Before we go any further, I have a confession: I found myself nodding along with some of this. Yes, of course it’s in nobody’s interests to create unnecessary enmity between Britain and the continent. Of course no one will want to crash the economy. Of course.

I’ve been told by friends on the centre-right that Hannan has a compelling, faintly hypnotic quality when he speaks and, in retrospect, this brief moment of finding myself half-agreeing with him scares the living shit out of me. So from this point on, I’d like everyone to keep an eye on me in case I start going weird, and to give me a sharp whack round the back of the head if you ever catch me starting a tweet with the word, “Friends-”.

Anyway. Shortly after reading things, reality began to dawn for me in a way it apparently hasn’t for Daniel Hannan, and I began cataloguing the ways in which his argument is stupid.

Problem number one: Remarkably for a man who’s been in the European Parliament for nearly two decades, he’s misunderstood the EU. He notes that “deeper integration can be more like a religious dogma than a political creed”, but entirely misses the reason for this. For many Europeans, especially those from countries which didn’t have as much fun in the Second World War as Britain did, the EU, for all its myriad flaws, is something to which they feel an emotional attachment: not their country, but not something entirely separate from it either.

Consequently, it’s neither a club, nor a “protection racket”: it’s more akin to a family. A rational and sensible Brexit will be difficult for the exact same reasons that so few divorcing couples rationally agree not to bother wasting money on lawyers: because the very act of leaving feels like a betrayal.

Or, to put it more concisely, courtesy of Buzzfeed’s Marie Le Conte:

Problem number two: even if everyone was to negotiate purely in terms of rational interest, our interests are not the same. The over-riding goal of German policy for decades has been to hold the EU together, even if that creates other problems. (Exhibit A: Greece.) So there’s at least a chance that the German leadership will genuinely see deterring more departures as more important than mutual prosperity or a good relationship with Britain.

And France, whose presidential candidates are lining up to give Britain a kicking, is mysteriously not mentioned anywhere in either of Daniel’s columns, presumably because doing so would undermine his argument.

So – the list of priorities Hannan describes may look rational from a British perspective. Unfortunately, though, the people on the other side of the negotiating table won’t have a British perspective.

Problem number three is this line from the Con Home piece:

“Might it truly be more interested in deterring states from leaving than in promoting the welfare of its peoples? If so, there surely can be no further doubt that we were right to opt out.”

If there any rhetorical technique more skin-crawlingly horrible, than, “Your response to my behaviour justifies my behaviour”?

I could go on, about how there’s no reason to think that Daniel’s relatively gentle vision of Brexit is shared by Nigel Farage, UKIP, or a significant number of those who voted Leave.
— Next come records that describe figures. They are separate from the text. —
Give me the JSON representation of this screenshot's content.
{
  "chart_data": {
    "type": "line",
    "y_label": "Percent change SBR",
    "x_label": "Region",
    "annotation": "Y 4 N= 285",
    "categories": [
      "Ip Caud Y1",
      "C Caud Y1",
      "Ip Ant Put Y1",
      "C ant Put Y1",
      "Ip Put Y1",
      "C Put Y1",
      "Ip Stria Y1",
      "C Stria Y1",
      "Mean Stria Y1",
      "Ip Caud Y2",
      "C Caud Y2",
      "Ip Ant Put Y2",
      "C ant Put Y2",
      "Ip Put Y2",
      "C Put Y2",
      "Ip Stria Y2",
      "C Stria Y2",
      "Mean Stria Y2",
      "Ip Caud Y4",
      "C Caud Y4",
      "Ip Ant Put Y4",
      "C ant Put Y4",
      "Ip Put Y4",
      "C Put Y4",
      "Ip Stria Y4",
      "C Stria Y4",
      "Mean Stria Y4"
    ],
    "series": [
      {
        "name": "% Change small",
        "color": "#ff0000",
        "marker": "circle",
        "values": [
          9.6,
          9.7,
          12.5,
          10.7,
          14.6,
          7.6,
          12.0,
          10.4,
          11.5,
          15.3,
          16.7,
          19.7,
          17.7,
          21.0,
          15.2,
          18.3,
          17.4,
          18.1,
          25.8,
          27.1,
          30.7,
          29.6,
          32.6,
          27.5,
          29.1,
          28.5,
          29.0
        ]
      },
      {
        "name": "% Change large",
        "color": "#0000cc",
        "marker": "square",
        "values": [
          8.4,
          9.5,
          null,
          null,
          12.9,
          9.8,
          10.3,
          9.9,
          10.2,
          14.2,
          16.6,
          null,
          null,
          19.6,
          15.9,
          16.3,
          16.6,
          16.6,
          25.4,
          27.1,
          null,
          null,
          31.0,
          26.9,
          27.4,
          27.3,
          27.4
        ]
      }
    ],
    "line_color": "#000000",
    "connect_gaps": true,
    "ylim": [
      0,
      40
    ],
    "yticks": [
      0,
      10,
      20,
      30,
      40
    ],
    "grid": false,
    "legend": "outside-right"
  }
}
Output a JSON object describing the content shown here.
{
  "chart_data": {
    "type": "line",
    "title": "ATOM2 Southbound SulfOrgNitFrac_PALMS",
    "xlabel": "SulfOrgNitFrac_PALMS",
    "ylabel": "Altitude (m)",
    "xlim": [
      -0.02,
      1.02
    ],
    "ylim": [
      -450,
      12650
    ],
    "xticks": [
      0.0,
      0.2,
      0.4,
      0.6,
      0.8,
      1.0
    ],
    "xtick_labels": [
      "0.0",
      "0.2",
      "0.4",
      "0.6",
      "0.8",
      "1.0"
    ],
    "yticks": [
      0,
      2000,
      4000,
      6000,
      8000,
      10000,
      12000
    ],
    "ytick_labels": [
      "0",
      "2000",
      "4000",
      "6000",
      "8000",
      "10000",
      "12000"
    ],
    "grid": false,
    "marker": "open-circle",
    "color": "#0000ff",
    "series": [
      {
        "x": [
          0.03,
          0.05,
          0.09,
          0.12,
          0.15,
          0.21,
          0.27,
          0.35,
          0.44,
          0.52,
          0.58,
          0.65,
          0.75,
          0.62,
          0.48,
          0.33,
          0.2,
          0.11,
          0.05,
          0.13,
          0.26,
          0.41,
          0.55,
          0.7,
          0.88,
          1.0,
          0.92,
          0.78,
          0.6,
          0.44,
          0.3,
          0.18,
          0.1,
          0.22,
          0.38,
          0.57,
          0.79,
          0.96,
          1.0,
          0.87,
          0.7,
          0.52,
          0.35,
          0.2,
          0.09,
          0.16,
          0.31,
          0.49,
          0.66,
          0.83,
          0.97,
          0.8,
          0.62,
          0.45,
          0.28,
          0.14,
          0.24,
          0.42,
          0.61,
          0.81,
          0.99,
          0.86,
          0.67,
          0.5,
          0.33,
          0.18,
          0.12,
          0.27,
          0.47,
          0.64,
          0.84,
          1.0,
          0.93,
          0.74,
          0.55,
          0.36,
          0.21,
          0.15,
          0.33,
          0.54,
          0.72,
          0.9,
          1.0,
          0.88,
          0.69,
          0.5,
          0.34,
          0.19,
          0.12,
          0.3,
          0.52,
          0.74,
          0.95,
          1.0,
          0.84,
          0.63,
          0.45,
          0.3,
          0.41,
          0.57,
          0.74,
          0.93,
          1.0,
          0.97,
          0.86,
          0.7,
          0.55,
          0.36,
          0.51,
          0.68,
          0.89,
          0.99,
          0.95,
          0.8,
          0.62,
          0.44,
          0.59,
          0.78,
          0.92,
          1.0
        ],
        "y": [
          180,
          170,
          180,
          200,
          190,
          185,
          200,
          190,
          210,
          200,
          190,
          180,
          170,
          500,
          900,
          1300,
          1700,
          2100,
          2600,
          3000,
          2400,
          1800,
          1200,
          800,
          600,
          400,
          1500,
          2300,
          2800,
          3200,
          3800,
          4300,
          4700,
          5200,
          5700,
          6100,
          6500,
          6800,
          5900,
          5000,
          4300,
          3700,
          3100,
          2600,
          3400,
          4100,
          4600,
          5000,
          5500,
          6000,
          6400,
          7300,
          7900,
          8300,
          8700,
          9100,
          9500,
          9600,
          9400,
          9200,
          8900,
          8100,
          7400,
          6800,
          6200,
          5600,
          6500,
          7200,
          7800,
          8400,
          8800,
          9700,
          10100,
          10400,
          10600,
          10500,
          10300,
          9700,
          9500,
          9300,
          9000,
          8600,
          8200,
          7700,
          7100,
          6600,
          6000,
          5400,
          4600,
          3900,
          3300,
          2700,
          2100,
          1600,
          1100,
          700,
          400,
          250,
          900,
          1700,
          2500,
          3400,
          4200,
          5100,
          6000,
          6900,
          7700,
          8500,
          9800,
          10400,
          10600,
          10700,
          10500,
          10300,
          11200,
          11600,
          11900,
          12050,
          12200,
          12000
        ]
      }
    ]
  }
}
Or about the polls which show that, far from the EU’s response to the referendum pushing more European nations towards the door, support for the union has actually spiked since the referendum – that Britain has become not a beacon of hope but a cautionary tale.

But I’m running out of words, and there’ll be other chances to explore such things. So instead I’m going to end on this:

Hannan’s argument – that only an irrational Europe would not deliver a good Brexit – is remarkably, parodically self-serving. It allows him to believe that, if Brexit goes horribly wrong, well, it must all be the fault of those inflexible Eurocrats, mustn’t it? It can’t possibly be because Brexit was a bad idea in the first place, or because liberal Leavers used nasty, populist ones to achieve their goals.

Read today, there are elements of Hannan’s columns that are compelling, even persuasive. From the perspective of 2020, I fear, they might simply read like one long explanation of why nothing that has happened since will have been his fault.